The HotCloud conference on cloud computing in San Diego will showcase a number of research projects. One such project is a Trusted Cloud Computing Platform developed by researchers at the Max Planck Institute for Software Systems that "enables Infrastructure as a Service (IaaS) providers such as Amazon EC2 to provide a closed box execution environment that guarantees confidential execution of guest virtual machines (VMs)." The platform would guarantee customers that their data has not been interfered with by service providers while also allowing service providers to secure data even across many VMs.
Meanwhile, University of Washington researchers are exploiting the fact that Web services and applications will be very closely situated to develop CloudViews, a common storage system designed "to facilitate collaboration through protected inter-service data sharing." University of Minnesota researchers have outlined a way to form nebulas from distributed voluntary resources that could provide greater scalability, more geographical dispersion of nodes, and lower cost than traditional managed clouds.
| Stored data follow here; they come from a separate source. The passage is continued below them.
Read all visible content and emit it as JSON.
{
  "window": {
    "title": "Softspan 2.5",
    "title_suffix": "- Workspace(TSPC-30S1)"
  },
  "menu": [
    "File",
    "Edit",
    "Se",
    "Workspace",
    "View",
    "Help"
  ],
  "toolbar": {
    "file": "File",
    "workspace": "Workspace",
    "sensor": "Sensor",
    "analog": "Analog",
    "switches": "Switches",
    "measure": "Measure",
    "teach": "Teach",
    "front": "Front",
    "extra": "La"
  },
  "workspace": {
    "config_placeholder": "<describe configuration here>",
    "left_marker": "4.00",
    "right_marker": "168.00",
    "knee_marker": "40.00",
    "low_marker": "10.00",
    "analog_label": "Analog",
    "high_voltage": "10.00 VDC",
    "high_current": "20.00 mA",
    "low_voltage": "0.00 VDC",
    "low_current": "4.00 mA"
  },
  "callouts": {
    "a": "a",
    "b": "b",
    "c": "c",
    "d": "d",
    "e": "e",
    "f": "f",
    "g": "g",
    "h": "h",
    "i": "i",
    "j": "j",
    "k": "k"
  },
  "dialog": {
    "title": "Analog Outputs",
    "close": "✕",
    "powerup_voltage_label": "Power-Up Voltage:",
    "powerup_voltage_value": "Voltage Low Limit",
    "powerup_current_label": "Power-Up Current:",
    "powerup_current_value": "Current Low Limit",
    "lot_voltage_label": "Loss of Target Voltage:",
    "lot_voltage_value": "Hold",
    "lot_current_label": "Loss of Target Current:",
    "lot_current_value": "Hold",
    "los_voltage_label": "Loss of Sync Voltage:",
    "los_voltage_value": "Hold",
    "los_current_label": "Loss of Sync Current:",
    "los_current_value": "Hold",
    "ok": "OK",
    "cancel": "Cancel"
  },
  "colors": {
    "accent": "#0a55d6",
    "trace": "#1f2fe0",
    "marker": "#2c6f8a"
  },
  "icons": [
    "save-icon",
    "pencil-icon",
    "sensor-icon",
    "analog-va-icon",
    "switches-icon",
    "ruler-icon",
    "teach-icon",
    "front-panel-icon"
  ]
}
Researchers at the University of California Santa Cruz, NetApp, and Pergamum Systems are considering the trade-offs between storing data and recalculating results as needed in an attempt to boost the efficiency of cloud computing. They write in a paper that "recomputation as a replacement for storage fits well into the holistic model of computing described by the cloud architecture. With its dynamically scalable and virtualized architecture, cloud computing aims to abstract away the details of underlying infrastructure. In both public and private clouds, the user is encouraged to think in terms of services, not structure."